Every year, as we flow through graduation season, I like to take a look at PayScale’s College Salary Report – which takes a look at a variety of statistics for different college majors. The chart just lists the top ten majors, with starting and mid-career median pay figures, though the larger table has a list of many degrees from Dietetics to Art to Criminal Justice to Agriculture. It covers a lot of different degrees, even though the top ten list seems to be filled with engineers.

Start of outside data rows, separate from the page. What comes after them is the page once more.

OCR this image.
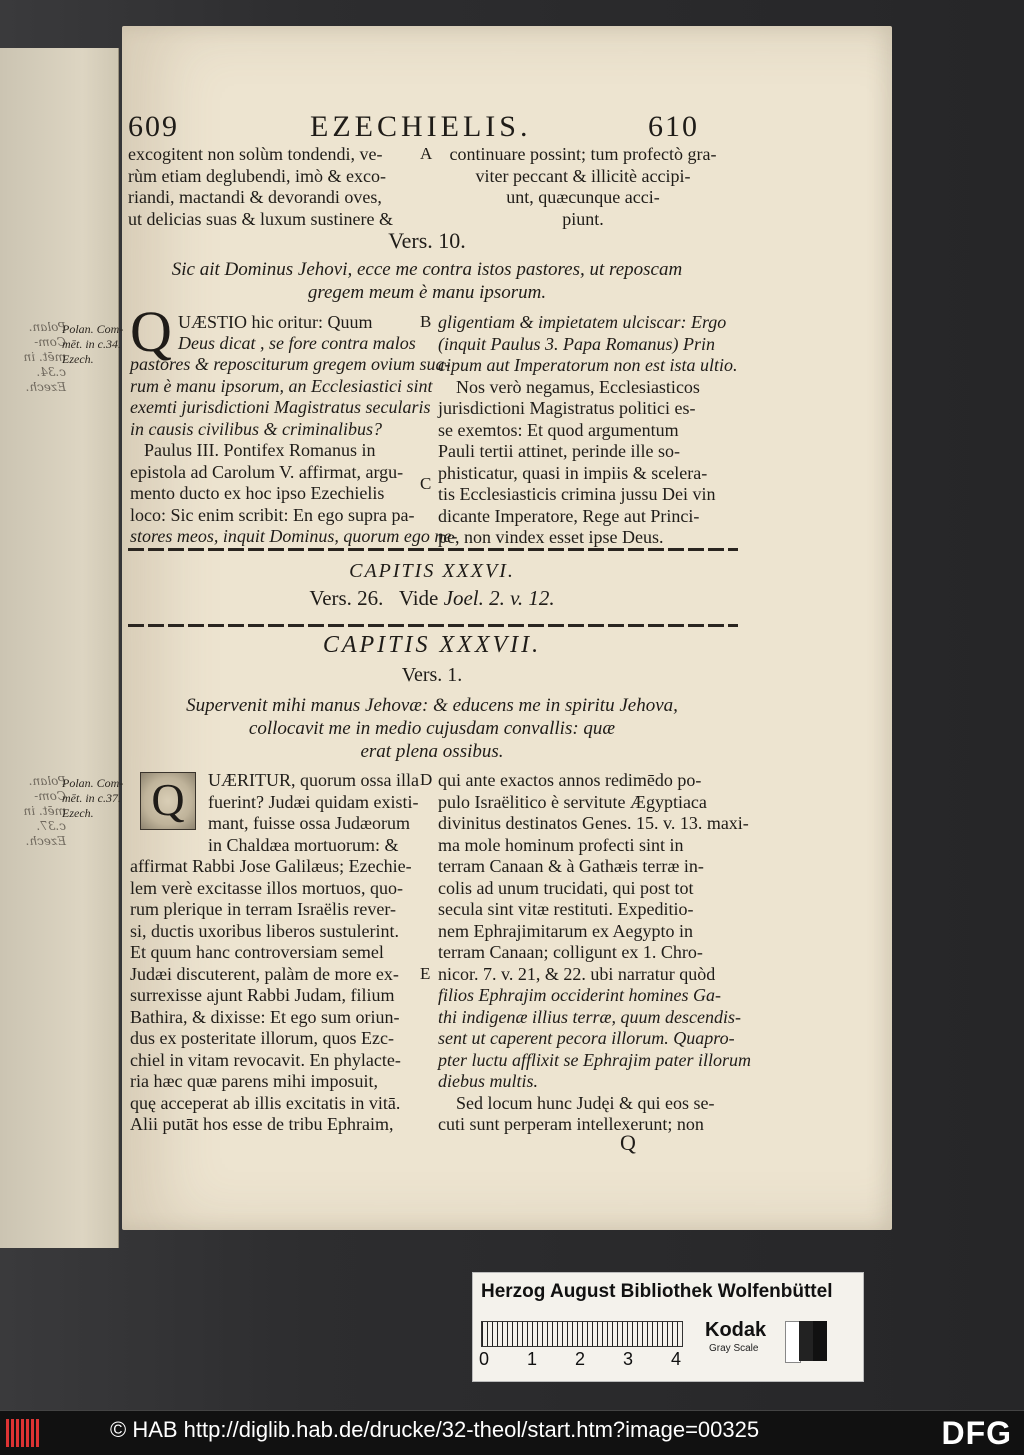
Polan. Com-
mēt. in c.34.
Ezech.
Polan. Com-
mēt. in c.37.
Ezech.
609	EZECHIELIS.	610
excogitent non solùm tondendi, ve-
rùm etiam deglubendi, imò & exco-
riandi, mactandi & devorandi oves,
ut delicias suas & luxum sustinere &
A continuare possint; tum profectò gra-
viter peccant & illicitè accipi-
unt, quæcunque acci-
piunt.
Vers. 10.
Sic ait Dominus Jehovi, ecce me contra istos pastores, ut reposcam
gregem meum è manu ipsorum.
Q UÆSTIO hic oritur: Quum
Deus dicat , se fore contra malos
pastores & reposciturum gregem ovium sua-
rum è manu ipsorum, an Ecclesiastici sint
exemti jurisdictioni Magistratus secularis
in causis civilibus & criminalibus?
Paulus III. Pontifex Romanus in
epistola ad Carolum V. affirmat, argu-
mento ducto ex hoc ipso Ezechielis
loco: Sic enim scribit: En ego supra pa-
stores meos, inquit Dominus, quorum ego ne-
B
C
gligentiam & impietatem ulciscar: Ergo
(inquit Paulus 3. Papa Romanus) Prin
cipum aut Imperatorum non est ista ultio.
Nos verò negamus, Ecclesiasticos
jurisdictioni Magistratus politici es-
se exemtos: Et quod argumentum
Pauli tertii attinet, perinde ille so-
phisticatur, quasi in impiis & scelera-
tis Ecclesiasticis crimina jussu Dei vin
dicante Imperatore, Rege aut Princi-
pe, non vindex esset ipse Deus.
CAPITIS XXXVI.
Vers. 26. Vide Joel. 2. v. 12.
CAPITIS XXXVII.
Vers. 1.
Supervenit mihi manus Jehovæ: & educens me in spiritu Jehova,
collocavit me in medio cujusdam convallis: quæ
erat plena ossibus.
Q	UÆRITUR, quorum ossa illa
fuerint? Judæi quidam existi-
mant, fuisse ossa Judæorum
in Chaldæa mortuorum: &
affirmat Rabbi Jose Galilæus; Ezechie-
lem verè excitasse illos mortuos, quo-
rum plerique in terram Israëlis rever-
si, ductis uxoribus liberos sustulerint.
Et quum hanc controversiam semel
Judæi discuterent, palàm de more ex-
surrexisse ajunt Rabbi Judam, filium
Bathira, & dixisse: Et ego sum oriun-
dus ex posteritate illorum, quos Ezc-
chiel in vitam revocavit. En phylacte-
ria hæc quæ parens mihi imposuit,
quę acceperat ab illis excitatis in vitā.
Alii putāt hos esse de tribu Ephraim,
D
E
qui ante exactos annos redimēdo po-
pulo Israëlitico è servitute Ægyptiaca
divinitus destinatos Genes. 15. v. 13. maxi-
ma mole hominum profecti sint in
terram Canaan & à Gathæis terræ in-
colis ad unum trucidati, qui post tot
secula sint vitæ restituti. Expeditio-
nem Ephrajimitarum ex Aegypto in
terram Canaan; colligunt ex 1. Chro-
nicor. 7. v. 21, & 22. ubi narratur quòd
filios Ephrajim occiderint homines Ga-
thi indigenæ illius terræ, quum descendis-
sent ut caperent pecora illorum. Quapro-
pter luctu afflixit se Ephrajim pater illorum
diebus multis.
Sed locum hunc Judęi & qui eos se-
cuti sunt perperam intellexerunt; non
Q
Polan. Com-
mēt. in c.34.
Ezech.
Polan. Com-
mēt. in c.37.
Ezech.
Herzog August Bibliothek Wolfenbüttel
0 1 2 3 4
Kodak
Gray Scale
© HAB http://diglib.hab.de/drucke/32-theol/start.htm?image=00325	DFG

As always, these lists are tricky because what might be the best when you enter school may not be the best when you graduate. Perfect example was when I started school in 1998 – computer science was sizzling hot as the dot com boomed like crazy. By 2001, it had famously burst. I was happy to graduate a semester early in December of 2001, only to be rewarded with one of the worst job markets, at the time, since the 80s. Congratulations… good luck finding a job pal (I chickened out and went to graduate school).
From 2006  – 2008 , the top major was chemical engineering. That degree gave up the title to Aerospace Engineering the following year. This year, both were eclipsed by Petroleum Engineering. In fact, if you compare the following chart to last year  – you’ll notice that the petrol majors zoomed ahead (look at the X scale).
Annual pay for Bachelors graduates without higher degrees. Typical starting graduates have 2 years of experience; mid-career have 15 years. See full methodology  for more.
As you’ll see, chemical and aerospace engineers had similar salaries to last year – petrol engineers zoomed ahead to touch near $160,000 by mid-career (15 years of experience). Computer science (computer engineering) is still in the top ten!
What’s the lesson from this chart? Engineers get paid.